The Battle of Olustee
A hundred and fifty one years ago, Yankees walked “forty miles over the most barren land of the South, frightening salamanders and the gophers, only to get a terrible thrashing…”
In February 1864, the commander of the Unions’ Department of the South, Major General Quincy Gillmore, ordered an expedition into Florida. The expeditions’ goals were to secure Union enclaves, disrupt Confederate supply routes, and recruit negro soldiers. In charge of the expedition was Brigadier General Truman Seymour.
Seymour landed his troops at Jacksonville which had already been seized by the federals in March of 1862. From Jacksonville, Seymour made several raids in the immediate area briefly disrupting Confederate efforts there, as well as liberating some slaves. Seymour was under orders however from Gillmore not to venture too far into North Central Florida.
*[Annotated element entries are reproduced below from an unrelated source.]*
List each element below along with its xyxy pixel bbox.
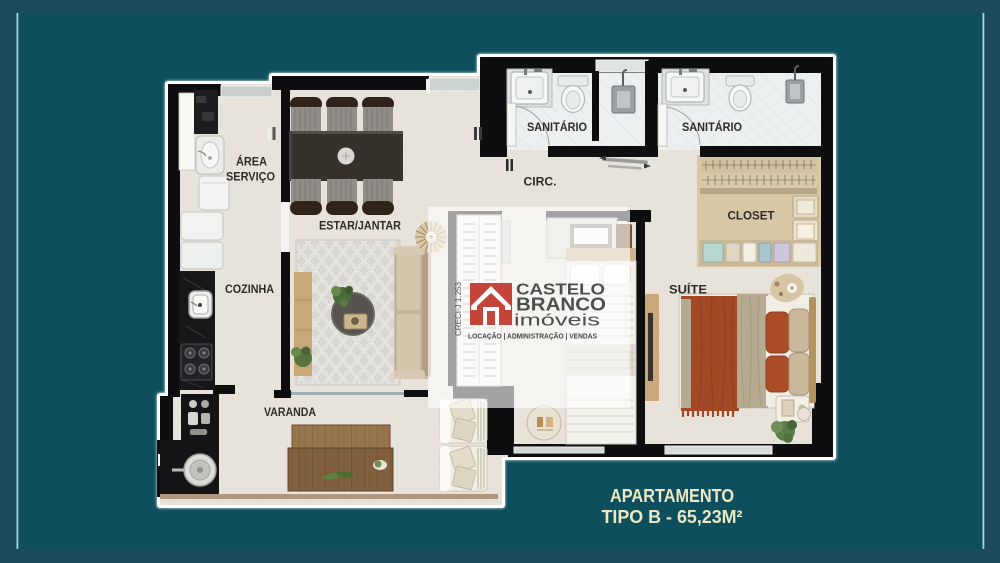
- svg-text:VARANDA: VARANDA: [264, 405, 316, 419]
- svg-text:SANITÁRIO: SANITÁRIO: [527, 119, 587, 134]
- svg-text:APARTAMENTO: APARTAMENTO: [610, 486, 734, 506]
- svg-text:imóveis: imóveis: [514, 312, 600, 330]
- svg-text:TIPO B - 65,23M²: TIPO B - 65,23M²: [602, 507, 743, 527]
- svg-text:CLOSET: CLOSET: [728, 209, 776, 223]
- svg-text:CIRC.: CIRC.: [524, 175, 557, 189]
- svg-text:SERVIÇO: SERVIÇO: [226, 170, 275, 184]
- svg-text:LOCAÇÃO | ADMINISTRAÇÃO | VEND: LOCAÇÃO | ADMINISTRAÇÃO | VENDAS: [468, 332, 597, 341]
- svg-text:COZINHA: COZINHA: [225, 282, 274, 296]
- svg-text:CRECI-J 1.253: CRECI-J 1.253: [453, 282, 463, 336]
- svg-text:SUÍTE: SUÍTE: [669, 282, 707, 297]
- svg-text:ÁREA: ÁREA: [236, 154, 267, 169]
- svg-text:SANITÁRIO: SANITÁRIO: [682, 119, 742, 134]
- svg-text:ESTAR/JANTAR: ESTAR/JANTAR: [319, 219, 401, 233]
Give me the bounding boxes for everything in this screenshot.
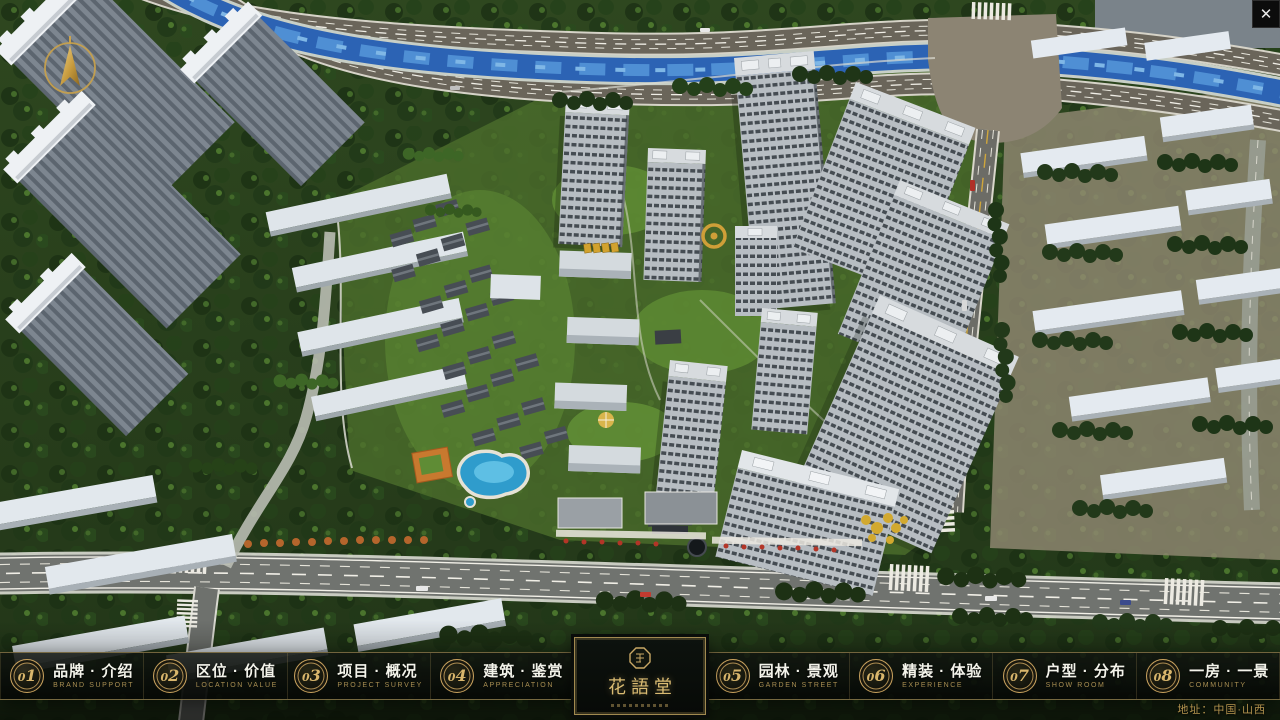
nav-number-badge: 07: [1003, 659, 1037, 693]
logo-subtext-divider: [611, 704, 669, 707]
map-render[interactable]: [0, 0, 1280, 720]
nav-item-architecture[interactable]: 04 建筑 · 鉴赏 APPRECIATION: [431, 653, 574, 699]
seal-icon: [628, 646, 652, 670]
logo-panel[interactable]: 花語堂: [574, 637, 706, 715]
nav-item-label-zh: 户型 · 分布: [1046, 664, 1126, 679]
nav-item-floorplan-distribution[interactable]: 07 户型 · 分布 SHOW ROOM: [993, 653, 1137, 699]
nav-item-interior-experience[interactable]: 06 精装 · 体验 EXPERIENCE: [850, 653, 994, 699]
nav-item-label-en: APPRECIATION: [483, 682, 554, 689]
nav-item-project-overview[interactable]: 03 项目 · 概况 PROJECT SURVEY: [288, 653, 431, 699]
address-text: 地址：中国·山西: [1177, 701, 1266, 717]
nav-item-label-zh: 精装 · 体验: [902, 664, 982, 679]
presentation-window: ✕ 01 品牌 · 介绍 BRAND SUPPORT 02 区位 · 价值 LO…: [0, 0, 1280, 720]
nav-item-label-en: SHOW ROOM: [1046, 682, 1106, 689]
compass-icon: [38, 32, 102, 100]
nav-item-label-zh: 项目 · 概况: [337, 664, 417, 679]
nav-item-room-view[interactable]: 08 一房 · 一景 COMMUNITY: [1137, 653, 1280, 699]
nav-item-label-en: GARDEN STREET: [759, 682, 839, 689]
nav-number-badge: 04: [440, 659, 474, 693]
nav-number-badge: 05: [716, 659, 750, 693]
nav-item-label-zh: 区位 · 价值: [196, 664, 276, 679]
nav-item-brand-intro[interactable]: 01 品牌 · 介绍 BRAND SUPPORT: [0, 653, 144, 699]
logo-title: 花語堂: [603, 673, 677, 699]
nav-item-label-zh: 品牌 · 介绍: [53, 664, 133, 679]
nav-item-label-zh: 一房 · 一景: [1189, 664, 1269, 679]
nav-item-label-en: BRAND SUPPORT: [53, 682, 134, 689]
nav-number-badge: 08: [1146, 659, 1180, 693]
nav-item-location-value[interactable]: 02 区位 · 价值 LOCATION VALUE: [144, 653, 287, 699]
nav-group-left: 01 品牌 · 介绍 BRAND SUPPORT 02 区位 · 价值 LOCA…: [0, 653, 574, 699]
nav-number-badge: 06: [859, 659, 893, 693]
nav-number-badge: 01: [10, 659, 44, 693]
nav-item-label-zh: 园林 · 景观: [759, 664, 839, 679]
nav-item-label-zh: 建筑 · 鉴赏: [483, 664, 563, 679]
nav-item-label-en: EXPERIENCE: [902, 682, 963, 689]
nav-item-label-en: LOCATION VALUE: [196, 682, 278, 689]
nav-item-landscape[interactable]: 05 园林 · 景观 GARDEN STREET: [706, 653, 850, 699]
close-button[interactable]: ✕: [1252, 0, 1280, 28]
close-icon: ✕: [1260, 5, 1273, 23]
nav-number-badge: 02: [153, 659, 187, 693]
nav-number-badge: 03: [294, 659, 328, 693]
nav-item-label-en: PROJECT SURVEY: [337, 682, 423, 689]
nav-group-right: 05 园林 · 景观 GARDEN STREET 06 精装 · 体验 EXPE…: [706, 653, 1280, 699]
bottom-nav: 01 品牌 · 介绍 BRAND SUPPORT 02 区位 · 价值 LOCA…: [0, 652, 1280, 700]
nav-item-label-en: COMMUNITY: [1189, 682, 1247, 689]
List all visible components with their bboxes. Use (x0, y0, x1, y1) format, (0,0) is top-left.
General P.G.T. Beauregard, the commanding Confederate general at Charleston South Carolina had been concerned over Seymour’s earlier preparations at Hilton Head. Beauregard correctly guessing the federals next move would be into Florida, sent reinforcements there under the supervision of the Georgian Alfred H. Colquitt to bolster Florida’s defences and stop Seymour. Just as Colquitt’s troops began arriving, Seymour without Gillmore’s knowledge began his invasion of North Florida- hoping to possibly capture Tallahassee.
The 5,500 federals roughly followed the path of the Florida, Atlantic and Gulf Central Railroad aiming for Lake City. At around 2:30 in the afternoon on the 20th of February 1864, the federals bumped into Confederate General Finnegan’s forces. The Confederates numbering 5,000 had entrenched themselves near the Olustee Station and Ocean Pond. Seymour thinking that he was only encountering Confederate militia committed his men in piecemeal.
The battle raged throughout the afternoon but when Finnegan committed the last of his troops, the federals broke and began their long retreat back to Jacksonville. Union casualties in total numbered 1861, or around 34 percent of the Yankees engaged. The ratio of Yankee casualties to the number of troops involved made the Battle of Olustee the second bloodiest battle for the north of the entire war.
Many of the wounded Yankee and negro soldiers got the black flag treatment while lying on the battlefield. Let this day be a reminder to those who dare invade the mother soil of Florida in the future. Let this also be an example of how Christian warriors should behave when our firesides and the hearth of our very home is threatened.